5. Igualmente há prestação de serviço no modelo denominado Software-as-a-Service (SaaS), o qual se caracteriza pelo acesso do consumidor a aplicativos disponibilizados pelo fornecedor na rede mundial de computadores, ou seja, o aplicativo utilizado pelo consumidor não é armazenado no disco rígido do computador do usuário, permanecendo online em tempo integral, daí por que se diz que o aplicativo está localizado na nuvem, circunstância atrativa da incidência do ISS.

6. Ação direta julgada parcialmente prejudicada, nos termos da fundamentação, e, quanto à parte subsistente, julgada procedente, dando-se ao art. 5º da Lei nº 6.763/75 e ao art. 1º, I e II, do Decreto nº 43.080/02, ambos do Estado de Minas Gerais, bem como ao art. 2º da Lei Complementar Federal nº 87/96, interpretação conforme à Constituição Federal, excluindo-se das hipóteses de incidência do ICMS o licenciamento ou a cessão de direito de uso de programas de computador, tal como previsto no subitem 1.05 da lista de serviços anexa à Lei Complementar nº 116/03.

7. Modulam-se os efeitos da decisão nos termos da ata do julgamento.".

Levando em consideração a modificação de seu entendimento sobre o tema, o STF modulou os efeitos dessa decisão, com atribuição de eficácia "ex nunc", a contar da publicação da ata de julgamento do mérito, ocorrida em 3 de março de 2021, para:

a) impossibilitar a repetição de indébito do ICMS incidente sobre operações com softwares em favor de quem recolheu esse imposto até a véspera da data da publicação da ata de julgamento do mérito, vedando, nesse caso, que os municípios cobrem o ISS em relação aos mesmos fatos geradores, ressalvadas as ações judiciais em curso, inclusive de repetição de indébito e as execuções fiscais, cujo julgamento deverá ser realizado à luz da orientação do STF (incidência do ISS), e as hipóteses de comprovada bitributação, caso em que o contribuinte terá direito à repetição do indébito do ICMS;

b) impedir que os estados cobrem o ICMS em relação aos fatos geradores ocorridos até a véspera da data da publicação da ata de julgamento do mérito;

c) definir que incide o ISS, no caso de não recolhimento do ICMS ou do ISS, em relação aos fatos geradores ocorridos até a véspera da data da publicação da ata de julgamento do mérito.

A partir dessa decisão, de que incide ISS na aquisição de softwares, por meio físico ou por meio eletrônico (download, streaming etc.) e independentemente de o software ter sido desenvolvido sob encomenda ou se tratar de produto padronizado (software de prateleira), deve a consulente observar as regras relativas ao ISS, previstas na legislação do município de seu domicílio, para documentar as operações com tais produtos.

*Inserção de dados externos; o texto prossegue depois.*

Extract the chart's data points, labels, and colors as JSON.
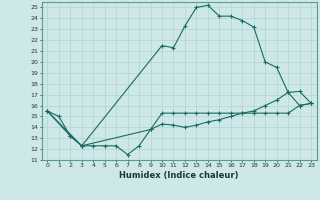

Quanto à forma de regularização de operações pretéritas, ocorridas a partir da data de publicação da ata de julgamento do mérito das ADIs antes mencionadas, não há providência a ser tomada no âmbito do ICMS, ainda que as operações tenham sido documentadas mediante emissão de NF-e, no caso de não ter havido destaque e pagamento do imposto. E, na eventualidade de ter havido recolhimento de ICMS em relação a operações com softwares (jogos eletrônicos), realizadas em data posterior à da publicação da ata de julgamento, a consulente poderá pleitear sua restituição, observando para tal as disposições contidas nos artigos 85 a 90 do Regulamento do ICMS.